We got chatted up too, even though we were clearly making no effort. A pair a travelling Scotsmen asked Edna for a blow job, she kindly declined on the grounds of having only known them for ten minutes. When asked if she would consider it later she phrased the dismissal slightly harsher.

I was targeted by a short bullish guy from Johannesburg wearing a red FBI shirt. He kept coming back even after I told him I was married, now that dedication to getting laid. He left about 11 ‘cause he had to get up early for work. I really didn’t need to know that!

Edna and I left about half midnight along with all the other desperados when they closed the bar. We walked up to the Three Monkeys for a night cap, had one, but the Hungry Jacks across the street called to us with its siren song, promising flame grilled burgers and fries.

All in all a good night was had. I got to see how the single life could be and Edna got to be sad and ever so slightly depressed by the amount of non-gay-talent in Sydney. Both of us suffered from multiple-apoplexy from the terrible spelling and grammar usage in text messages.

This morning I’m feeling a tad over hung and have drunk two cups of tea to counteract the effects of the late night fries.

(633 words)


UPDATED : 20:09 15-2-07

I should have mentioned this earlier, but the entry was already moohosive, but it’s been bugging me that I left it out, so here it is.

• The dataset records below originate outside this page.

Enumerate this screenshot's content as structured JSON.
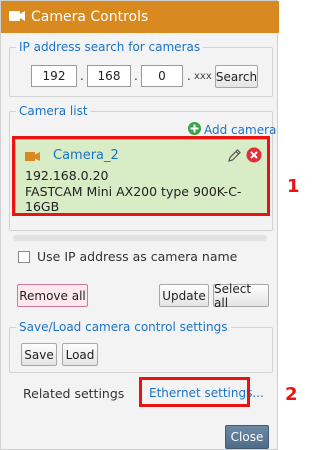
{
  "window": {
    "title": "Camera Controls"
  },
  "ip_search": {
    "legend": "IP address search for cameras",
    "octet1": "192",
    "octet2": "168",
    "octet3": "0",
    "octet4": "xxx",
    "dot": ".",
    "search_label": "Search"
  },
  "camera_list": {
    "legend": "Camera list",
    "add_label": "Add camera",
    "camera": {
      "name": "Camera_2",
      "ip": "192.168.0.20",
      "model_line1": "FASTCAM Mini AX200 type 900K-C-",
      "model_line2": "16GB"
    }
  },
  "options": {
    "use_ip_label": "Use IP address as camera name",
    "remove_all_label": "Remove all",
    "update_label": "Update",
    "select_all_label": "Select all"
  },
  "save_load": {
    "legend": "Save/Load camera control settings",
    "save_label": "Save",
    "load_label": "Load"
  },
  "related": {
    "label": "Related settings",
    "ethernet_label": "Ethernet settings..."
  },
  "footer": {
    "close_label": "Close"
  },
  "callouts": {
    "one": "1",
    "two": "2"
  },
  "colors": {
    "titlebar": "#d88a21",
    "accent_blue": "#1a73c8",
    "card_green": "#d8ecc5",
    "highlight_red": "#e81414"
  }
}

When the free champagne ran out, Edna and I decided to continue drinking it so, of course we had to start paying for it. After a bit of confusion between Edna and the Barmaid, two glasses of the fizzy stuff sat before us with a demand for $12. Edna gave her a $20 note and got $6.40 change. Not normally the change for twelve dollars, so we tried to work out if we had missed heard her, and figured she'd confused the 20cent pieces for dollar coins. Maybe we had missheard her request for money...after all twelve and thirteen sixty sound alike don't they?. So we asked ourselves what rhymes with twelve?

The next round was mine and I was paid $13.60, the next round was also $13.60

Henceforth, $13.60 will be known as Schwelve!